The term farm-out refers to the turning over of an aspect of a business in return for the payment of a fixed sum and the CGX deal is, however, subject to approval from the Government of Guyana.
If approved, effective, from September 1, 2012, would be Repsol Exploración S.A. (20 percent) as operator (up by 5 percent), CGX Resources Inc. (20 percent), down by 5 percent, Tullow Oil plc (30 percent) and YPF Guyana Limited (30 percent).
CGX had, earlier this year, experienced a cost overrun of US$16M in its drilling of the Eagle-1 well in the Guyana/Suriname Basin, which turned out to be a dry hole.

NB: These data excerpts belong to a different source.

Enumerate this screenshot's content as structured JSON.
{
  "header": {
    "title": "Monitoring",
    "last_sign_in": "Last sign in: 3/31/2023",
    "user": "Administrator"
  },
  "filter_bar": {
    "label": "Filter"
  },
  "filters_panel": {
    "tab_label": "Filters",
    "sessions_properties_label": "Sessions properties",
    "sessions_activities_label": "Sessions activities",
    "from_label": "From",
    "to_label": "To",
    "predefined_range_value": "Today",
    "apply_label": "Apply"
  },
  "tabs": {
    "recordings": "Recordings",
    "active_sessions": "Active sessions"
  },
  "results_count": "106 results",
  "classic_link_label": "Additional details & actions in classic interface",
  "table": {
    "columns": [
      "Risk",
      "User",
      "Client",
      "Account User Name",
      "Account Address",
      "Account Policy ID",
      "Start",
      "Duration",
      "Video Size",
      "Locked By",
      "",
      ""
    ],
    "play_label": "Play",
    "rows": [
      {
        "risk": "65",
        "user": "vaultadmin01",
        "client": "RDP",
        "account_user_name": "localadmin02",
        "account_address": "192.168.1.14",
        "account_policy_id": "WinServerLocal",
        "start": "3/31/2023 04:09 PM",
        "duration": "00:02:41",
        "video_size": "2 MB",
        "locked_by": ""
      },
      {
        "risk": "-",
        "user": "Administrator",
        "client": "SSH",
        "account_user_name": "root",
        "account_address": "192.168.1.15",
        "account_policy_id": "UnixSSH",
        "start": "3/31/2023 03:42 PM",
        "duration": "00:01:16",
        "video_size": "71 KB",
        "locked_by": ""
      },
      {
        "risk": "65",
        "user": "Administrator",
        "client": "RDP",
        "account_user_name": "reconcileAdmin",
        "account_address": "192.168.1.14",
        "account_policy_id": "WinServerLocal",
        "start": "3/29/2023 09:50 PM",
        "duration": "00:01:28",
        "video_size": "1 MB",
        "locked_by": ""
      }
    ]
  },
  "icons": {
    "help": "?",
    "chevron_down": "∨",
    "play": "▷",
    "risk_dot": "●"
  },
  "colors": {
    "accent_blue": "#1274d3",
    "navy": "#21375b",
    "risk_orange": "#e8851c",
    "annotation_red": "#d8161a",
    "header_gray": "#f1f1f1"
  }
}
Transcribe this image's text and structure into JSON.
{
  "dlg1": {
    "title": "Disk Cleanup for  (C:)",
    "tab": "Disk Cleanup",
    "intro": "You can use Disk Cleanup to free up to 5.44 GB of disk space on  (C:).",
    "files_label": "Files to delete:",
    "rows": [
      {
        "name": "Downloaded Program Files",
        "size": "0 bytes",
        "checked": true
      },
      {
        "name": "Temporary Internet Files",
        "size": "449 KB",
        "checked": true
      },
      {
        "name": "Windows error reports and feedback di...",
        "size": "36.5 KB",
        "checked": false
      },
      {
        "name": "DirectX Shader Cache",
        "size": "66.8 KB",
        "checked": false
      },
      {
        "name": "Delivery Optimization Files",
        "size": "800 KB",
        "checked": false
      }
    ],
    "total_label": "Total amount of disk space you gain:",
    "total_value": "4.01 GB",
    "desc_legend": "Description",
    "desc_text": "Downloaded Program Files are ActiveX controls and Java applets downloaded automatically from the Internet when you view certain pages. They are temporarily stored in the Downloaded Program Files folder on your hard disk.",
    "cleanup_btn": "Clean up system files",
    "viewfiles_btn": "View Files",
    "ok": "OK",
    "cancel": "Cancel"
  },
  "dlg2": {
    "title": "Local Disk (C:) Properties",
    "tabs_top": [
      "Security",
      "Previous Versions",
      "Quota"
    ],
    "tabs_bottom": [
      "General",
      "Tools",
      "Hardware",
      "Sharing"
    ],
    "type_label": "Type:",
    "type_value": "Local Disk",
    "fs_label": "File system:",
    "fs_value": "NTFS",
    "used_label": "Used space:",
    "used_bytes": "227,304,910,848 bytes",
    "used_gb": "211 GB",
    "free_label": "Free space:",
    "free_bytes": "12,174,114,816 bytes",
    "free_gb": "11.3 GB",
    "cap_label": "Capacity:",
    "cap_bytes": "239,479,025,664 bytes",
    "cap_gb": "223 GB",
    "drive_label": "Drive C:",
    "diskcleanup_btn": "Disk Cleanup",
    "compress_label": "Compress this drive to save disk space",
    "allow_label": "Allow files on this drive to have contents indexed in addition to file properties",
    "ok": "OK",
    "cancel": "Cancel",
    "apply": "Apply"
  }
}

The Eagle-1 well was, initially, budgeted for 60 days of drilling but suffered weather delays and mechanical issues which extended operations for approximately an additional 30 days.
The initial cost estimate for the Eagle-1 well was US$55M. However, eventually, the estimated cost in May was US$71M.
That month, after the exploration failed, CGX announced that Pacific Rubiales Energy Corporation, another Canadian oil company, had advanced it US$30M to meet its immediate financing needs following the failure of the Eagle-1 well.
In late September, CGX officials disclosed that the company was negotiating agreements with third parties that might lead to farm-outs on one or more of its petroleum prospecting licences (PPLs), so that it can concentrate exploration activities in others.
A release in September said Mr. Kerry Sully, President and Chief Executive Officer (CEO) had revealed that, under one agreement, the CGX will receive minimum non-refundable payments of US$4M in consideration of granting the third party an opportunity to receive and analyse seismic and well data.